Photo by Aaron Logan
Researchers say they have discovered a method for expanding natural killer T cells (NKTs) that ensures their persistence, thereby making NKTs more attractive as chimeric antigen receptor (CAR) carriers for cancer immunotherapy.
When transduced with a CD19-specific CAR, the researchers’ persistent NKTs produced sustained tumor regression in a mouse model of B-cell lymphoma.
The team described this work in the Journal of Clinical Investigation.
“NKT technology is quite powerful and offers a significant potential for treatment of cancer,” said study author Leonid Metelitsa, MD, PhD, of Baylor College of Medicine in Houston, Texas.

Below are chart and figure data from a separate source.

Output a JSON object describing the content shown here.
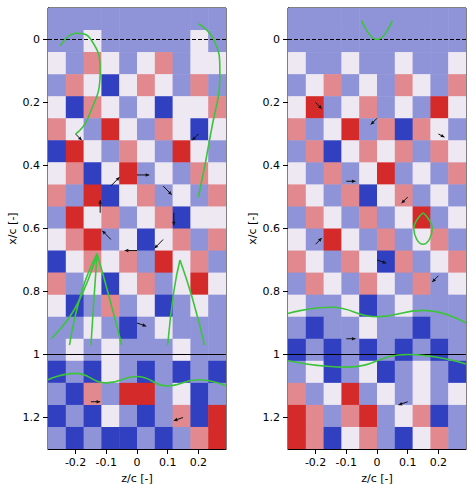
{
  "chart_data": [
    {
      "type": "heatmap",
      "xlabel": "z/c [-]",
      "ylabel": "x/c [-]",
      "xlim": [
        -0.29,
        0.29
      ],
      "ylim": [
        -0.1,
        1.3
      ],
      "xticks": [
        -0.2,
        -0.1,
        0,
        0.1,
        0.2
      ],
      "yticks": [
        0,
        0.2,
        0.4,
        0.6,
        0.8,
        1,
        1.2
      ],
      "grid": false,
      "color_range": [
        -2,
        2
      ],
      "cells": {
        "x_edges": [
          -0.29,
          -0.232,
          -0.174,
          -0.116,
          -0.058,
          0,
          0.058,
          0.116,
          0.174,
          0.232,
          0.29
        ],
        "y_edges": [
          -0.1,
          -0.03,
          0.04,
          0.11,
          0.18,
          0.25,
          0.32,
          0.39,
          0.46,
          0.53,
          0.6,
          0.67,
          0.74,
          0.81,
          0.88,
          0.95,
          1.02,
          1.09,
          1.16,
          1.23,
          1.3
        ],
        "values": [
          [
            -1,
            -1,
            -1,
            -1,
            -1,
            -1,
            -1,
            -1,
            -1,
            -1
          ],
          [
            -1,
            -1,
            0,
            -1,
            -1,
            -1,
            -1,
            -1,
            0,
            -1
          ],
          [
            0,
            -1,
            1,
            0,
            -1,
            0,
            1,
            -1,
            0,
            0
          ],
          [
            -1,
            1,
            0,
            -2,
            0,
            1,
            0,
            -1,
            1,
            -1
          ],
          [
            0,
            -2,
            1,
            0,
            -1,
            0,
            -2,
            0,
            0,
            1
          ],
          [
            1,
            0,
            -1,
            2,
            0,
            -1,
            1,
            0,
            -2,
            0
          ],
          [
            -2,
            2,
            0,
            -1,
            1,
            0,
            -1,
            2,
            0,
            -1
          ],
          [
            0,
            1,
            -2,
            0,
            2,
            -1,
            0,
            -1,
            1,
            0
          ],
          [
            1,
            -1,
            2,
            -2,
            0,
            1,
            -1,
            0,
            -1,
            1
          ],
          [
            -1,
            2,
            0,
            1,
            -1,
            0,
            1,
            -2,
            0,
            0
          ],
          [
            0,
            1,
            2,
            -1,
            0,
            -2,
            0,
            1,
            -1,
            1
          ],
          [
            -2,
            0,
            1,
            0,
            1,
            -1,
            2,
            0,
            1,
            -1
          ],
          [
            1,
            -1,
            0,
            -2,
            0,
            1,
            -1,
            0,
            2,
            0
          ],
          [
            0,
            -2,
            -1,
            1,
            -1,
            0,
            -2,
            -1,
            0,
            -1
          ],
          [
            -1,
            -1,
            0,
            -1,
            -2,
            -1,
            0,
            -1,
            -1,
            -1
          ],
          [
            -1,
            0,
            -1,
            0,
            -1,
            -1,
            -1,
            0,
            -1,
            -1
          ],
          [
            -2,
            -1,
            -2,
            0,
            -1,
            -2,
            -1,
            -2,
            -1,
            -2
          ],
          [
            -1,
            -2,
            1,
            -1,
            2,
            2,
            -1,
            0,
            -2,
            -1
          ],
          [
            -2,
            -1,
            -2,
            0,
            -1,
            -2,
            -1,
            1,
            -2,
            2
          ],
          [
            -1,
            -2,
            -1,
            -2,
            -2,
            -1,
            -2,
            -1,
            1,
            2
          ]
        ]
      },
      "lines": [
        {
          "value": 0,
          "line_style": "dashed"
        },
        {
          "value": 1,
          "line_style": "solid"
        }
      ],
      "streamlines": [
        [
          [
            -0.25,
            0.02
          ],
          [
            -0.2,
            -0.02
          ],
          [
            -0.15,
            0.0
          ],
          [
            -0.12,
            0.1
          ],
          [
            -0.16,
            0.25
          ],
          [
            -0.2,
            0.3
          ]
        ],
        [
          [
            -0.13,
            0.68
          ],
          [
            -0.18,
            0.8
          ],
          [
            -0.22,
            0.97
          ]
        ],
        [
          [
            -0.13,
            0.68
          ],
          [
            -0.14,
            0.82
          ],
          [
            -0.15,
            0.97
          ]
        ],
        [
          [
            -0.13,
            0.68
          ],
          [
            -0.09,
            0.82
          ],
          [
            -0.05,
            0.97
          ]
        ],
        [
          [
            -0.13,
            0.68
          ],
          [
            -0.2,
            0.85
          ],
          [
            -0.28,
            0.95
          ]
        ],
        [
          [
            0.14,
            0.7
          ],
          [
            0.12,
            0.8
          ],
          [
            0.1,
            0.97
          ]
        ],
        [
          [
            0.14,
            0.7
          ],
          [
            0.18,
            0.82
          ],
          [
            0.22,
            0.97
          ]
        ],
        [
          [
            -0.29,
            1.08
          ],
          [
            -0.2,
            1.06
          ],
          [
            -0.1,
            1.09
          ],
          [
            0,
            1.07
          ],
          [
            0.1,
            1.1
          ],
          [
            0.2,
            1.08
          ],
          [
            0.29,
            1.1
          ]
        ],
        [
          [
            0.2,
            -0.05
          ],
          [
            0.25,
            0.0
          ],
          [
            0.27,
            0.1
          ],
          [
            0.24,
            0.3
          ],
          [
            0.2,
            0.5
          ]
        ]
      ],
      "vectors": [
        [
          0.12,
          0.55,
          0,
          0.04
        ],
        [
          -0.12,
          0.55,
          0,
          -0.04
        ],
        [
          0,
          0.43,
          0.04,
          0
        ],
        [
          0,
          0.67,
          -0.04,
          0
        ],
        [
          0.085,
          0.465,
          0.028,
          0.028
        ],
        [
          -0.085,
          0.465,
          0.028,
          -0.028
        ],
        [
          0.085,
          0.635,
          -0.028,
          0.028
        ],
        [
          -0.085,
          0.635,
          -0.028,
          -0.028
        ],
        [
          -0.2,
          0.3,
          0.02,
          0.02
        ],
        [
          0.2,
          0.3,
          -0.02,
          0.02
        ],
        [
          0,
          0.9,
          0.03,
          0.01
        ],
        [
          -0.15,
          1.15,
          0.03,
          0
        ],
        [
          0.15,
          1.2,
          -0.03,
          0.01
        ]
      ]
    },
    {
      "type": "heatmap",
      "xlabel": "z/c [-]",
      "ylabel": "x/c [-]",
      "xlim": [
        -0.29,
        0.29
      ],
      "ylim": [
        -0.1,
        1.3
      ],
      "xticks": [
        -0.2,
        -0.1,
        0,
        0.1,
        0.2
      ],
      "yticks": [
        0,
        0.2,
        0.4,
        0.6,
        0.8,
        1,
        1.2
      ],
      "grid": false,
      "color_range": [
        -2,
        2
      ],
      "cells": {
        "x_edges": [
          -0.29,
          -0.232,
          -0.174,
          -0.116,
          -0.058,
          0,
          0.058,
          0.116,
          0.174,
          0.232,
          0.29
        ],
        "y_edges": [
          -0.1,
          -0.03,
          0.04,
          0.11,
          0.18,
          0.25,
          0.32,
          0.39,
          0.46,
          0.53,
          0.6,
          0.67,
          0.74,
          0.81,
          0.88,
          0.95,
          1.02,
          1.09,
          1.16,
          1.23,
          1.3
        ],
        "values": [
          [
            -1,
            -1,
            -1,
            -1,
            -1,
            -1,
            -1,
            -1,
            -1,
            -1
          ],
          [
            -1,
            -1,
            -1,
            -1,
            -1,
            -1,
            -1,
            -1,
            -1,
            -1
          ],
          [
            0,
            -1,
            -1,
            0,
            -1,
            -1,
            0,
            -1,
            -1,
            0
          ],
          [
            -1,
            0,
            1,
            -1,
            0,
            -1,
            1,
            0,
            -1,
            1
          ],
          [
            0,
            2,
            -1,
            0,
            1,
            -1,
            0,
            -1,
            2,
            0
          ],
          [
            1,
            -1,
            0,
            2,
            -1,
            1,
            -2,
            1,
            0,
            -1
          ],
          [
            -1,
            1,
            -2,
            0,
            1,
            0,
            1,
            -1,
            1,
            0
          ],
          [
            0,
            -1,
            1,
            -1,
            0,
            2,
            -1,
            0,
            -1,
            1
          ],
          [
            1,
            0,
            -1,
            1,
            -2,
            0,
            1,
            -1,
            0,
            -1
          ],
          [
            -1,
            1,
            0,
            -1,
            1,
            -1,
            0,
            2,
            -1,
            0
          ],
          [
            0,
            -1,
            2,
            0,
            -1,
            1,
            -1,
            0,
            1,
            -1
          ],
          [
            1,
            0,
            -1,
            1,
            0,
            -2,
            1,
            -1,
            0,
            1
          ],
          [
            -1,
            1,
            0,
            -1,
            1,
            0,
            -1,
            1,
            -1,
            0
          ],
          [
            0,
            -1,
            -1,
            0,
            -2,
            -1,
            0,
            -1,
            -1,
            -1
          ],
          [
            -1,
            -2,
            -1,
            -1,
            0,
            -1,
            -1,
            -2,
            -1,
            -1
          ],
          [
            -2,
            -1,
            -2,
            -1,
            -2,
            -1,
            -2,
            -1,
            -2,
            -1
          ],
          [
            -1,
            0,
            -2,
            -1,
            0,
            -2,
            -1,
            0,
            -1,
            -2
          ],
          [
            1,
            -1,
            0,
            2,
            -1,
            0,
            -1,
            0,
            -1,
            0
          ],
          [
            2,
            1,
            -1,
            1,
            2,
            -1,
            0,
            1,
            -2,
            -1
          ],
          [
            2,
            1,
            -2,
            0,
            1,
            -1,
            -2,
            0,
            1,
            -1
          ]
        ]
      },
      "lines": [
        {
          "value": 0,
          "line_style": "dashed"
        },
        {
          "value": 1,
          "line_style": "solid"
        }
      ],
      "streamlines": [
        [
          [
            -0.05,
            -0.06
          ],
          [
            0.0,
            0.0
          ],
          [
            0.05,
            -0.06
          ]
        ],
        [
          [
            -0.29,
            0.87
          ],
          [
            -0.15,
            0.85
          ],
          [
            0,
            0.88
          ],
          [
            0.15,
            0.86
          ],
          [
            0.29,
            0.9
          ]
        ],
        [
          [
            -0.29,
            1.02
          ],
          [
            -0.1,
            1.04
          ],
          [
            0.1,
            1.0
          ],
          [
            0.29,
            1.03
          ]
        ],
        [
          [
            0.15,
            0.55
          ],
          [
            0.18,
            0.6
          ],
          [
            0.15,
            0.65
          ],
          [
            0.12,
            0.6
          ],
          [
            0.15,
            0.55
          ]
        ]
      ],
      "vectors": [
        [
          -0.2,
          0.2,
          0.02,
          0.02
        ],
        [
          0,
          0.25,
          -0.02,
          0.02
        ],
        [
          0.2,
          0.3,
          0.02,
          0.01
        ],
        [
          -0.1,
          0.45,
          0.03,
          0
        ],
        [
          0.1,
          0.5,
          -0.02,
          0.02
        ],
        [
          -0.2,
          0.65,
          0.02,
          -0.02
        ],
        [
          0,
          0.7,
          0.03,
          0.01
        ],
        [
          0.2,
          0.75,
          -0.02,
          0.02
        ],
        [
          -0.1,
          0.95,
          0.03,
          0
        ],
        [
          0.1,
          1.15,
          -0.03,
          0.01
        ]
      ]
    }
  ]
}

“But for it to be most effective, we have to find the best way to expand the cells ex vivo while preserving their ability to persist once delivered back to patients. If they can persist in the body for a long time, they have much longer therapeutic activity, and this is essential for fighting cancer.”
Molecule affects persistence
The researchers noted that central memory T cells are known for their ability to proliferate and persist, and these cells are characterized by expression of the surface molecule CD62L.
In this study, the team found that NKT cells freshly derived from blood did not express CD62L, or it was expressed at a very low level. However, after the researchers expanded NKT cells, they found that CD62L was expressed at higher levels.
“We consistently identified a subset of cells present at very high numbers after the first 12 days of expansion, and critical to this subset of cells was the presence of CD62L,” Dr Metelitsa said. “In fact, they became the majority of the new cells.”
In addition, Dr Metelitsa said that CD62L-positive NKT cells were responsible for further propagation of NKTs in culture, which is important for achieving large numbers of cells. However, extensive culture led to the eventual decline of CD62L expression in NKTs.
To test the role of CD62L in NKT-cell persistence, the researchers delivered CD62L-positive and CD62L-negative NKTs to immune-deficient NSG mice. They found that CD62L-positive NKTs persisted 5 times longer than CD62L-negative NKTs.
CAR-NKTs fight lymphoma
Next, the researchers transduced CD62L-positive and CD62L-negative NKTs with a CD19-specific CAR and delivered these cells to mice with B-cell lymphoma.
The team found that both CD62L-positve and CD62L-negative CAR-NKTs prolonged the survival of mice, when compared to controls (P<0.001).
However, only the CD62L-positive CAR-NKTs induced sustained tumor regression. Seven of 9 mice that received CD62L-positive CAR-NKTs lived, and 5 were tumor-free for at least 3 months. But all 10 mice that received CD62L-negative CAR-NKTs ultimately succumbed to tumor progression (P<0.001).
Costimulation improves NKTs/CAR-NKTs
The researchers then turned their focus to costimulation of NKTs in order to maintain the subset with a high percentage of CD62L-positive cells in prolonged culture. Costimulation involves the interaction of receptors on NKTs with activating molecules on an antigen-presenting cell to increase the NKTs’ immune functions.
“We have known that costimulation is an important part of immune response and immunotherapy, but, in this case, we did not know which costimulatory molecules would be important for the expansion and persistence of CD62L-positive NKT cells,” said Gengwen Tian, MD, of the Baylor College of Medicine.
After testing more than 100 combinations, the researchers discovered that combining an antigen-presenting molecule—CD1d—with 3 costimulatory molecules—CD86, 4-1BBL, and OX40L—induced prolonged persistence and better therapeutic activity of NKTs and CAR-NKTs in mouse models.
“When we developed an antigen-presenting cell clone that expressed CD1d with all of these costimulatory molecules at certain levels, NKT cells maintained a high percentage of CD62L even in a prolonged culture,” Dr Metelitsa said.
The researchers conducted in vivo testing of CAR-NKT cells that were expanded with the original method or with the costimulation method. And they found that costimulated cells had significantly higher therapeutic activity in mouse models of neuroblastoma and lymphoma.
“Our goal now is to optimize our NKT cell expansion protocol so that we can obtain FDA approval to initiate clinical trials,” Dr Metelitsa said.